Jónsi : Ceci n’est pas un volcan islandais
Avec son nouveau projet hors du clan Sigur Rós, Jónsi invite l’auditeur à s’engouffrer dans une forêt de bonsaïs.
Depuis que Sigur Rós est apparu dans le paysage musical, les journalistes dressent des liens entre la musique du groupe et la géographie incomparable de son Islande natale, pays de feu et de glace, de sables noirs, de ciels roses et de champs de lave figée: terre de contrastes, en d’autres mots.
Son album Ágætis byrjun (1999) demeure à ce jour la trame idéale pour accompagner les images d’Eyjafjöll, superstar malgré lui, dont les frasques font la manchette du téléjournal depuis quelques semaines. Go, l’album de Jónsi (chanteur-guitariste de Sigur Rós), est d’une autre fibre. Luxuriant, rempli de détails, il se déploie sur un territoire vaste, enchanté, moins polarisé par le post-rock. Bien sûr, qu’on pense à Sigur Rós – comme on pense aux Strokes à l’écoute du projet solo de Julian Casablancas. Les fans du groupe ne seront pas décontenancés. "C’est très satisfaisant pour moi de lancer cet album", dit Jónsi, attrapé au vol entre une gig à la radio et une autre au Late Late Show de Craig Ferguson, au lendemain du Festival de Coachella. "Quelques-unes de ces chansons datent d’il y a 10 ou 15 ans… Je suis heureux qu’elles puissent enfin vivre au grand jour. Dans le groupe, règle générale, on écrit ensemble. Ces chansons, je les avais composées seul dans mon appartement, comme ça, en appréciant justement le fait de pousser mes idées aussi loin que j’en avais envie, sans avoir à en discuter avec les autres membres… Donner libre cours à ce que j’avais en tête sans que rien ne brime mon élan, c’était l’idée." Par la suite, ce qui était d’abord un projet solo est devenu une affaire de groupe sur Go. "C’est comme si j’avais un nouveau band. Évidemment, les gars de Sigur Rós m’ont manqué; je joue avec eux depuis si longtemps… J’ai hâte de les retrouver pour composer de nouvelles chansons en leur compagnie." Pour le moment, les trois autres membres en sont à apprivoiser leur nouveau rôle de papa.

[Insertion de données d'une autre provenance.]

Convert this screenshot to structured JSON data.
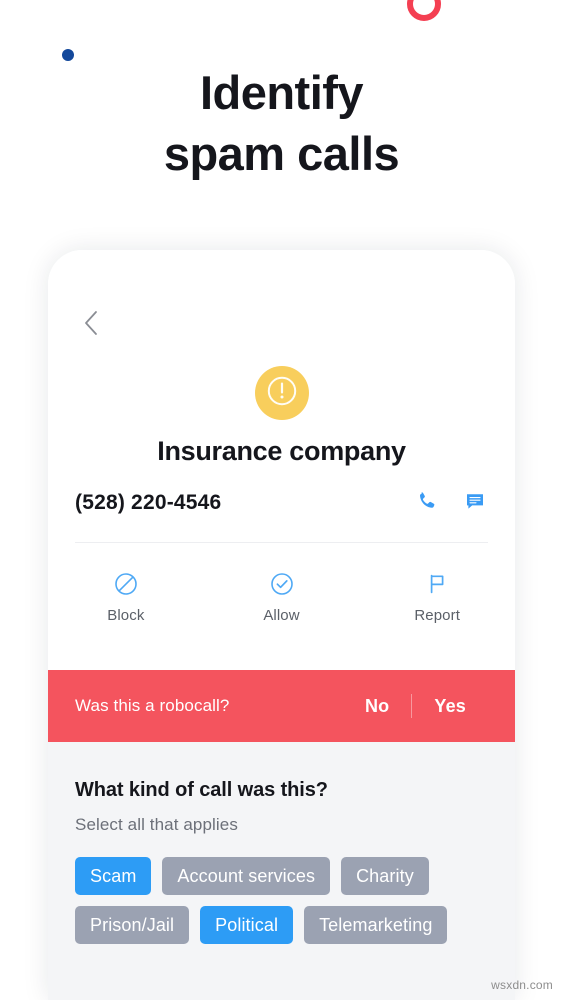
{
  "headline": {
    "line1": "Identify",
    "line2": "spam calls"
  },
  "decorations": {
    "ring_color": "#F43F52",
    "dot_color": "#13489B"
  },
  "phone_screen": {
    "back_icon": "chevron-left-icon",
    "badge": {
      "icon": "exclamation-circle-icon",
      "color": "#F8CE5C"
    },
    "caller_name": "Insurance company",
    "phone_number": "(528) 220-4546",
    "contact_actions": [
      {
        "icon": "phone-call-icon",
        "color": "#3A9BF4"
      },
      {
        "icon": "message-bubble-icon",
        "color": "#3A9BF4"
      }
    ],
    "actions": [
      {
        "label": "Block",
        "icon": "block-circle-icon"
      },
      {
        "label": "Allow",
        "icon": "check-circle-icon"
      },
      {
        "label": "Report",
        "icon": "flag-icon"
      }
    ],
    "action_icon_color": "#4FA9F5",
    "robocall": {
      "question": "Was this a robocall?",
      "no_label": "No",
      "yes_label": "Yes",
      "background": "#F4545E"
    },
    "tags": {
      "title": "What kind of call was this?",
      "subtitle": "Select all that applies",
      "selected_color": "#2D9CF5",
      "unselected_color": "#9BA2B2",
      "chips": [
        {
          "label": "Scam",
          "selected": true
        },
        {
          "label": "Account services",
          "selected": false
        },
        {
          "label": "Charity",
          "selected": false
        },
        {
          "label": "Prison/Jail",
          "selected": false
        },
        {
          "label": "Political",
          "selected": true
        },
        {
          "label": "Telemarketing",
          "selected": false
        }
      ]
    }
  },
  "watermark": "wsxdn.com"
}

Jónsi en a profité pour essayer quelques affaires: alors qu’il chantait principalement en "hopelandic", une langue inventée qui s’apparente à l’islandais, le voici s’exprimant en anglais. "Ça m’est apparu comme un gros défi, même si mon amoureux (Alex Somers, musicien très impliqué sur l’album) est américain et qu’on parle anglais à la maison. Je ne l’avais jamais expérimenté de façon aussi approfondie. Avec l’anglais, on peut semer des images dans la tête des gens, alors que si je chante dans une langue que personne ne comprend, l’auditeur s’invente sa propre histoire. Les deux sont intéressants. Pour moi, c’est plus difficile de décrire des sentiments ou des émotions en étant aussi précis qu’en islandais. J’ai tendance, en anglais, à dépeindre quelque chose de plus global."
Comme on peut le voir sur le magnifique vidéo de Go Do, signé Arni & Kinski, où Jónsi apparaît en homme-oiseau complice des pigeons, le chanteur en a aussi profité pour explorer ce média autrement que par le passé: "Avec Sigur Rós, on n’avait pas l’habitude d’apparaître dans nos vidéos, ou si peu. Là je joue un rôle, je n’avais jamais vraiment fait ça avant."
En attendant la venue de Jónsi, pour vous mettre en appétit, allez visionner les quelques émissions de bouffe que son amoureux et lui (vimeo.com/Jónsialex) ont mises en ligne sur le Web. On les voit préparer des recettes crudivores (rien n’est cuit, les aliments n’ont pas subi de transformations). Au menu: pâté de noix de macadam au persil, tarte aux fraises crue, etc., recettes tirées de leur livre Good Heart Recipe Book. "On a fait ça pour le fun, on y reviendra peut-être", dit Jónsi avant de s’emballer lorsqu’on lui apprend qu’il existe à Montréal un restaurant de cuisine crudivore (Crudessence, sur Rachel). Rendez-vous au Métropolis pour le plat principal.